Worried about the festive period this year? Our columnist Charlotte reveals her top tips for bringing joy to the season
Most of us will no doubt be glad to see the back of 2020… it’s been quite a year, hasn’t it? As we head into the Christmas season, the current situation means many of us may not be able to celebrate in the way we’d like. It’s been a tough year for all sorts of reasons, some have suffered loss, some ill health, and there are those who have lost jobs, and others who have been crippled under the weight of fear and anxiety.
But at Christmas, let’s try to lift our spirits whatever the circumstances, look on the bright side and make the best of what we have. The thing to cherish at this time of the year is those we love, our family and friends. We may not be able to have the big celebrations we would usually enjoy, or the stream of Christmas parties, but we can make sure we catch up with those who mean a lot to us, whether in smaller get-togethers or in the virtual world.
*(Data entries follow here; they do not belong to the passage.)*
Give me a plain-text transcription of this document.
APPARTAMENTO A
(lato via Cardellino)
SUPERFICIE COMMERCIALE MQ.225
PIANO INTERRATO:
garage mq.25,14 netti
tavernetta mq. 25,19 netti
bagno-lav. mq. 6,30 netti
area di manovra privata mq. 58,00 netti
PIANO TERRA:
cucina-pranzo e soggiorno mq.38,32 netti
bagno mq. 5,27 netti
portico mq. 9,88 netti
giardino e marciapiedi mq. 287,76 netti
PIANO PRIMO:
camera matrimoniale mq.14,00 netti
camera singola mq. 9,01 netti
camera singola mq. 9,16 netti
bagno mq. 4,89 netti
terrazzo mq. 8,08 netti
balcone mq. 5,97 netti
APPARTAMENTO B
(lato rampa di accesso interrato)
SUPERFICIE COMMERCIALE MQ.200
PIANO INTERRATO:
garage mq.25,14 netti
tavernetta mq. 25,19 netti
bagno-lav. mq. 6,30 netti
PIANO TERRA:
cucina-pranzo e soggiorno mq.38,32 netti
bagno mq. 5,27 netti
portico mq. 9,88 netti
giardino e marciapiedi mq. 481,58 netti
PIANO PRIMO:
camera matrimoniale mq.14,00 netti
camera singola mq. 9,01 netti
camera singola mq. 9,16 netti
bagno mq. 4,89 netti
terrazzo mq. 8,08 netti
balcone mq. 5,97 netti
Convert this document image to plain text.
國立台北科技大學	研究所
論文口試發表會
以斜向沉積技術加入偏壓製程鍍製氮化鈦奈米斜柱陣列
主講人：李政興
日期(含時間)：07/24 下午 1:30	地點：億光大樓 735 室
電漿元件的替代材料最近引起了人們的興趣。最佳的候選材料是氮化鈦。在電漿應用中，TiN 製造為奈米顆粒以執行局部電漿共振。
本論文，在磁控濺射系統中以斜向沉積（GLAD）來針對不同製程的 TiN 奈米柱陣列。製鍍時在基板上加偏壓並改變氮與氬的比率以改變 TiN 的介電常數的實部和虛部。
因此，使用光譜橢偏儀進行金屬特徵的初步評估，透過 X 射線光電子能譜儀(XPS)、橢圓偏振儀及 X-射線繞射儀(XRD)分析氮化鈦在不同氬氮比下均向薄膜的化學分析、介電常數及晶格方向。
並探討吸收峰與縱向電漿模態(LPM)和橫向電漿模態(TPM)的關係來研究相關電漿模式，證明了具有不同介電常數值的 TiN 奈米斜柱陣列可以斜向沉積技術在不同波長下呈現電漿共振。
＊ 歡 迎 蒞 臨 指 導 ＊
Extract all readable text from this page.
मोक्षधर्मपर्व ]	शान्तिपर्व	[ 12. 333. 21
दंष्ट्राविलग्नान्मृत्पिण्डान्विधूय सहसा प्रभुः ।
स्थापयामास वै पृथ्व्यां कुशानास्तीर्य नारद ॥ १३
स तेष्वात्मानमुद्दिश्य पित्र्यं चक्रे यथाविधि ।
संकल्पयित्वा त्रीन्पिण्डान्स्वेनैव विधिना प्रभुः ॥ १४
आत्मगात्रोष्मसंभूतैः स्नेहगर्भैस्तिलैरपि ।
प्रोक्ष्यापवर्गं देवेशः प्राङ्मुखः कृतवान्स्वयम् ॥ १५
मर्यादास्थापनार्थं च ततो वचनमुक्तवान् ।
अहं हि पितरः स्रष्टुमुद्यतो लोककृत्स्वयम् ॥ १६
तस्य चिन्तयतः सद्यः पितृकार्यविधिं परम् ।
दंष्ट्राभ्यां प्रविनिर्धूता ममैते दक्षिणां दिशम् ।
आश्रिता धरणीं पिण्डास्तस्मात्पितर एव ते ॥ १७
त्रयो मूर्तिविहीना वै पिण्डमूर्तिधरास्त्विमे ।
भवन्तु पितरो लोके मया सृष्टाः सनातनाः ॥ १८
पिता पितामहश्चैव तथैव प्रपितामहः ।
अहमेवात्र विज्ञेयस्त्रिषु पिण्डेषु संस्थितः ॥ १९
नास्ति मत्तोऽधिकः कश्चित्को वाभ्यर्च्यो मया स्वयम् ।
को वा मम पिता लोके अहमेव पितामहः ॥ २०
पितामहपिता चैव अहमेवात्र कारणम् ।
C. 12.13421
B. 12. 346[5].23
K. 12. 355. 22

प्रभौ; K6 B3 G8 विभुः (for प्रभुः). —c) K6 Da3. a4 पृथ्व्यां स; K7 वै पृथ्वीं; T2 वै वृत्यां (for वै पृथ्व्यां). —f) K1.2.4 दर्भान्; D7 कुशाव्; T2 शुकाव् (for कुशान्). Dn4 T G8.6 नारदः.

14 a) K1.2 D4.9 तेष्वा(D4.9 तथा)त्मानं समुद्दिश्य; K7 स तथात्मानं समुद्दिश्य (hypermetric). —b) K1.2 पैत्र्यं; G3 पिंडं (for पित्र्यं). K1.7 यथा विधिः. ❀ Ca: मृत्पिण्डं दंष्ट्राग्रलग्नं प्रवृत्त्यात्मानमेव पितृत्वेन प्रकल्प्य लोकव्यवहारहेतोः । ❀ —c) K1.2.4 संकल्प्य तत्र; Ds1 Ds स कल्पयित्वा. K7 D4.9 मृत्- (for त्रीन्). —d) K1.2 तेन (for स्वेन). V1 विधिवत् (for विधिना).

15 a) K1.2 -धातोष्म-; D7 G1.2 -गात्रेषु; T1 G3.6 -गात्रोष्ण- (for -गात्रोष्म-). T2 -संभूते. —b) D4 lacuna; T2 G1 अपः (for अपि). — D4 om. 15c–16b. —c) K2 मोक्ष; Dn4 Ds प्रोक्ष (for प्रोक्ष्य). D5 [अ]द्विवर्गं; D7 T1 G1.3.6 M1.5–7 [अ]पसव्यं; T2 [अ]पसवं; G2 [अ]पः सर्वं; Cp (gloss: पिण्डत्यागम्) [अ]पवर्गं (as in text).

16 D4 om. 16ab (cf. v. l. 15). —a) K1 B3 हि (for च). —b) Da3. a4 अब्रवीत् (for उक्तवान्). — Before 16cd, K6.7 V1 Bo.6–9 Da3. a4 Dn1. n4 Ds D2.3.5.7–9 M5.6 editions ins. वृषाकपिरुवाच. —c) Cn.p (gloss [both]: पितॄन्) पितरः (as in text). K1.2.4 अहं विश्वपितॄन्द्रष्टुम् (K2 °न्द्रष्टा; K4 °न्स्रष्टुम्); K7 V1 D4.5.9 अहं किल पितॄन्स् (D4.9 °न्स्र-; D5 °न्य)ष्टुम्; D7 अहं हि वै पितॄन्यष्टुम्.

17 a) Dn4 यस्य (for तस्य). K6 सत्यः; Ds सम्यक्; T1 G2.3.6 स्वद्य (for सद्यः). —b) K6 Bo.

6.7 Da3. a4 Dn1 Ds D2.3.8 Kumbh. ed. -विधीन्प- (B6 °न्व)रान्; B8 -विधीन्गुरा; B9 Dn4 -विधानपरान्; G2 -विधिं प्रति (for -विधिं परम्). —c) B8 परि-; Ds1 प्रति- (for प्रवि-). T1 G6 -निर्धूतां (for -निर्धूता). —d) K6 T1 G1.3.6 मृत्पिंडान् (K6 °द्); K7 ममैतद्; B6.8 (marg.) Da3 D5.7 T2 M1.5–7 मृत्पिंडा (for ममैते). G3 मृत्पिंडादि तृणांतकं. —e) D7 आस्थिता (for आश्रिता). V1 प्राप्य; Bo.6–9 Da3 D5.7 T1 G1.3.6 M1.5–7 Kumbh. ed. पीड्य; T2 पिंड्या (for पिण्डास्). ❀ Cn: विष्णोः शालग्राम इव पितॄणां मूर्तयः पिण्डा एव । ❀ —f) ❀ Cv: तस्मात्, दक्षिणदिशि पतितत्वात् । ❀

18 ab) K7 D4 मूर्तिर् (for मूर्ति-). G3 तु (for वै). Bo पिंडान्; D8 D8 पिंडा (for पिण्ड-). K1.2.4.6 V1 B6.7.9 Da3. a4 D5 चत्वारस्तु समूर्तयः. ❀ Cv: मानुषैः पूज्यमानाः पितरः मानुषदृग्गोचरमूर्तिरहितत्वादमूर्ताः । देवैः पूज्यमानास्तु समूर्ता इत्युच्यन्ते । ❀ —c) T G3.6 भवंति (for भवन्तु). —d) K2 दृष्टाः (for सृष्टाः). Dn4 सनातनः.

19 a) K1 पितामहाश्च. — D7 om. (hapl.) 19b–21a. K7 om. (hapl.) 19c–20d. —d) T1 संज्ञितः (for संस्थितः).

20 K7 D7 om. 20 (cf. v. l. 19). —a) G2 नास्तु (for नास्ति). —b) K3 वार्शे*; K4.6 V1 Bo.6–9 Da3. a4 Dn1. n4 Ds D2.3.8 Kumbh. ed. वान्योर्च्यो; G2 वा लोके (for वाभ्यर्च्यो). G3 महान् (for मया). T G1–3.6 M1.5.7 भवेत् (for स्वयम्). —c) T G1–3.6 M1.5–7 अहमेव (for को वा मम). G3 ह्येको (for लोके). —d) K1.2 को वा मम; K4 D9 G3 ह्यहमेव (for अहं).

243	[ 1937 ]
The Christmas season is likely to be spread out this year, so make the most of having the time to reconnect, to catch up with people you haven’t seen for a while, and refresh your friendships.
It’s also a time to look ahead, as we approach the new year. Here’s hoping it will be a brighter one than the one we’re leaving behind. And to help you make the most of this time, try to reclaim the magic of Christmas, and focus on what you need to help you feel better right now. Think about your health – boost your nutrition. Exercise outdoors to put a spring in your step. Try a vitamin D supplement in the absence of sunshine. And don’t forget some ‘me-time’. Schedule in time for those things that will make you feel better, whether it’s a long bath, reading a book, getting out into nature, or indulging in simply what the Dutch call ‘Niksen’ – doing nothing. Just sitting and daydreaming is good for you, believe it or not!
Here are my top tips for putting a spring in your step this Christmas season:
1. Keep active to help feel your best. If you’re working from home, make sure you take regular breaks and get outside whenever you can to clear your head. Research has found people who spend time in the garden are more likely to have better health and wellbeing than those who don’t. Head to a local park if you don’t have a garden of your own.
2. Keep hydrated – even mild dehydration can affect mood and energy levels. Track your daily intake or fill up bottles at the beginning of the day, then you know what you’re aiming for. In one study, it was shown that drinking a 500ml glass of water regularly before mealtimes helped people lose weight.
3. It’s easy to tuck ourselves away, particularly with the situation we’re all in at the moment. But make sure you regularly catch up with people, and schedule in things to look forward to. We may not have holidays planned as usual but try to make time for things that will offer some light at the end of the tunnel.
4. Don’t forget the ‘me-time’. Carve out some time for those small things that will make you feel a little bit better, or at least allow you to recharge your batteries.
5. Lastly, if all else fails, do nothing! According to the Dutch, this is the secret to managing stress and burnout. Sit and take in your surroundings, listen to music and look out of the window. Reset your mind and quite often that’s the moment when a new idea or solution will pop into your head! I hope you have a wonderful and peaceful Christmas.